During the preliminary purification stage, the subject and conjuror conducting the ritual abstained from eating watercress, onions, leeks or fish. Water was consecrated under the stars and with all manner of cleansing substances. Small altars were erected by the riverside in a “place difficult of access.” The person infected with the evil (lumnu) was led to a spot strewn with garden herbs (šammū kirî) behind one of the altars and a clay figurine representing the harbinger of the omen was laid before them. The conjuror then performed the incantation, often climaxing by shattering a clay pot, and the subject was washed with the consecrated water, which was afterward poured over the figurine, to return the impurity to its source. A variety of symbolic actions could follow, including cutting the subjects hair, fingernails, stripping off his coat, peeling an onion or unwinding a thread to represent the dissolution of the fate. The figurine was then cast into the river, "down to the apsû." Measures were taken to avoid reinfection, with the subject perhaps wearing an amulet and returning home via a different route from that taken prior to the ritual.

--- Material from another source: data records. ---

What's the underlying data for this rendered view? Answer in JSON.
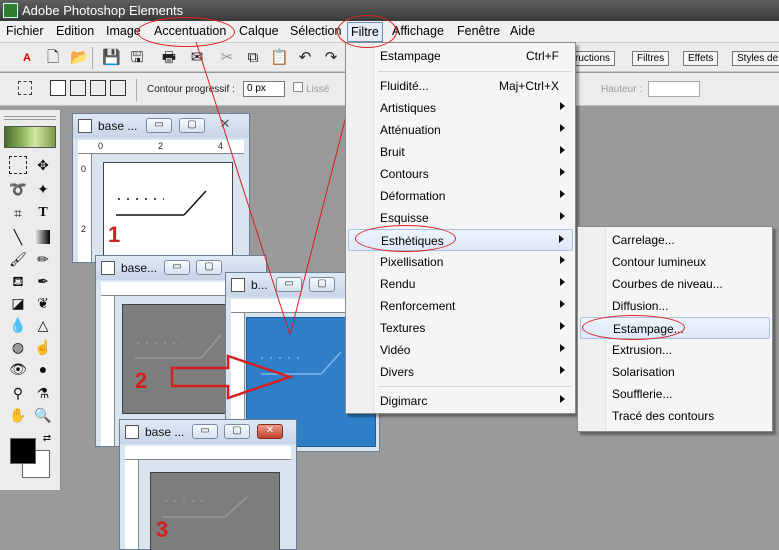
{
  "window": {
    "title": "Adobe Photoshop Elements"
  },
  "menubar": {
    "items": [
      "Fichier",
      "Edition",
      "Image",
      "Accentuation",
      "Calque",
      "Sélection",
      "Filtre",
      "Affichage",
      "Fenêtre",
      "Aide"
    ],
    "open_item": "Filtre"
  },
  "options_bar": {
    "contour_label": "Contour progressif :",
    "contour_value": "0 px",
    "lisse_label": "Lissé",
    "hauteur_label": "Hauteur :"
  },
  "palette_tabs": [
    "ructions",
    "Filtres",
    "Effets",
    "Styles de"
  ],
  "filter_menu": [
    {
      "label": "Estampage",
      "shortcut": "Ctrl+F",
      "submenu": false
    },
    {
      "separator": true
    },
    {
      "label": "Fluidité...",
      "shortcut": "Maj+Ctrl+X",
      "submenu": false
    },
    {
      "label": "Artistiques",
      "submenu": true
    },
    {
      "label": "Atténuation",
      "submenu": true
    },
    {
      "label": "Bruit",
      "submenu": true
    },
    {
      "label": "Contours",
      "submenu": true
    },
    {
      "label": "Déformation",
      "submenu": true
    },
    {
      "label": "Esquisse",
      "submenu": true
    },
    {
      "label": "Esthétiques",
      "submenu": true,
      "highlighted": true
    },
    {
      "label": "Pixellisation",
      "submenu": true
    },
    {
      "label": "Rendu",
      "submenu": true
    },
    {
      "label": "Renforcement",
      "submenu": true
    },
    {
      "label": "Textures",
      "submenu": true
    },
    {
      "label": "Vidéo",
      "submenu": true
    },
    {
      "label": "Divers",
      "submenu": true
    },
    {
      "separator": true
    },
    {
      "label": "Digimarc",
      "submenu": true
    }
  ],
  "esthetiques_submenu": [
    {
      "label": "Carrelage..."
    },
    {
      "label": "Contour lumineux"
    },
    {
      "label": "Courbes de niveau..."
    },
    {
      "label": "Diffusion..."
    },
    {
      "label": "Estampage...",
      "highlighted": true
    },
    {
      "label": "Extrusion..."
    },
    {
      "label": "Solarisation"
    },
    {
      "label": "Soufflerie..."
    },
    {
      "label": "Tracé des contours"
    }
  ],
  "doc_windows": [
    {
      "name": "base ...",
      "step": "1"
    },
    {
      "name": "base...",
      "step": "2"
    },
    {
      "name": "b...",
      "step": ""
    },
    {
      "name": "base ...",
      "step": "3"
    }
  ],
  "ruler_labels": {
    "h1": "0",
    "h2": "2",
    "h3": "4",
    "v1": "0",
    "v2": "2"
  },
  "colors": {
    "highlight_ellipse": "#dd2222",
    "blue_canvas": "#2f7fc8",
    "grey_canvas": "#7d7d7d"
  }
}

The profound psychological effect of the release ritual cannot be underestimated. For the private individual it would have had a deep impression, akin to absolution, but to a monarch it may have altered his behavior. By ridding the impending evil inherent in a bad omen, a namburbi “bolstered the king’s self-confidence, strengthened his resolution, and steeled his will to fight.” An entire staff of conjurors organized like a ministry, poured over omen collections and prepared rituals to counter any portent that was diagnosed. A namburbi was a central part of the substitute king ritual.